Ask Mumford, however, and they’ll tell you they’ve never been terribly keen on the O Brother Where Art Thou? thing. “We’re not a purist folk band and we’ve always had issues with people calling us that,” says Lovett. “We always saw ourselves as a rock band who used acoustic instruments because when we started out, those were the tools we could most easily take into pubs and play. It was practical.”
Mumford’s strum-and-holler sound may have been adopted out of convenience, but here’s what’s even more convenient: it’s become frighteningly pervasive ever since. You can’t flip through terrestrial radio these days without hearing varied takes on the euphoric banjo anthem by modern rock bands (Imagine Dragons) and EDM artists (Avicii) alike. Call it the Mumford-ization of pop music. It now pays enormous dividends to sound like a rustic, cider-sipping farmhand. Kind of an inopportune time to hang up the fedoras.

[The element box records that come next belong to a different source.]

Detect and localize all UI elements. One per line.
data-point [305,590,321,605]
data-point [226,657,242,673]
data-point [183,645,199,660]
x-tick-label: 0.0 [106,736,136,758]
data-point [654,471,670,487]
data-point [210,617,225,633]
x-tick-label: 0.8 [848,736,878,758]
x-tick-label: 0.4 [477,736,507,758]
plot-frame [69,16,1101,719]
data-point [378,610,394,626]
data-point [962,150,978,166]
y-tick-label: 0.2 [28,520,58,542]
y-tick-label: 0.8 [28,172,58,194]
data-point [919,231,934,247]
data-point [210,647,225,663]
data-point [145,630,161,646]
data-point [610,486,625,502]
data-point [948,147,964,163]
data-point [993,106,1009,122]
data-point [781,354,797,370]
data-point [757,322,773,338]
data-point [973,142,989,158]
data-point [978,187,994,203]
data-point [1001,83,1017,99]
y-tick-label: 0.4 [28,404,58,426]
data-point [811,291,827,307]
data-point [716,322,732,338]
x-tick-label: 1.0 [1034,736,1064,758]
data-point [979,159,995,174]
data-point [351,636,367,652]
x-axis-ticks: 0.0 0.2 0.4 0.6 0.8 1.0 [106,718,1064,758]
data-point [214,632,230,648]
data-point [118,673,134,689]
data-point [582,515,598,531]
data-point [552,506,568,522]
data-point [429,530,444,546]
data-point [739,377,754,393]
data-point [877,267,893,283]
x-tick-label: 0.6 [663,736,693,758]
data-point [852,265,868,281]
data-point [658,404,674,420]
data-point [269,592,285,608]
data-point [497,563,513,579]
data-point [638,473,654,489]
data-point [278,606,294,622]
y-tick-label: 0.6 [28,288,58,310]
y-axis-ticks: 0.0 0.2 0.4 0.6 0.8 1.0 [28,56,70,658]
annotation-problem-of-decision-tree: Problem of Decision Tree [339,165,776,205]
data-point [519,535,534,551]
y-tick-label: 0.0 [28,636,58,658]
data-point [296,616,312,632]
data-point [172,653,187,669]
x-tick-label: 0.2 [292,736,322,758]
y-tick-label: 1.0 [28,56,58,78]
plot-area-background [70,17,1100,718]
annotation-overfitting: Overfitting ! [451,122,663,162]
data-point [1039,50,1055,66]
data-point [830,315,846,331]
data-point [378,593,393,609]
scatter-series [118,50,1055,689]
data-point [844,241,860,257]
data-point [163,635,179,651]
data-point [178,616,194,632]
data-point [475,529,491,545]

Of course, album sales aren’t everything. And, if you’re cynical enough, you might surmise that Mumford & Sons have updated their sound with contemporary touchstones—like slick, spacey production by Aaron Dessner of the National—in an effort to achieve a different type of success. Say, that of the Pitchfork-ian ilk. After all, the critical class has long had a hate-on for the band, big enough for NME to ask, “Why Do People Hate Mumford & Sons So Much?” The answer: the Mumford boys don’t actually drive tractors and say “y’all” a lot.
Is releasing an entirely banjo-less album the band’s answer to those allegations of inauthenticity, then?
“No!” insists Lovett. “And I think the view you’re giving is definitely a very skin-deep, part-time awareness of Mumford & Sons’ view. People who know our music know there’s much more to what we’re about than a banjo or a specific photo they’re thinking of. The idea of being inauthentic is just so bizarre to us, because we’ve just been so true to making the music we want to make and telling the stories we want to tell. Everything we write is autobiographical.”
“People who know our music know there’s more to what we’re about than a banjo.”
Man has a point. Textural variation aside, Wilder Mind is still brimming with the kind of heart-rending, lump-in-throat sincerity that can only be described as Mumford-esque. Flugelhorns be damned, these are still songs to shout, cry, make love and get spurned to. Real feelings from real people, who really couldn’t give a fuck whether you approve or not. It don’t get more authentic than that.
“If people don’t like it, we’re willing to accept that,” says Dwane. “But we’re going to enjoy playing the songs regardless.”
So put that in your corncob pipe and puff on it.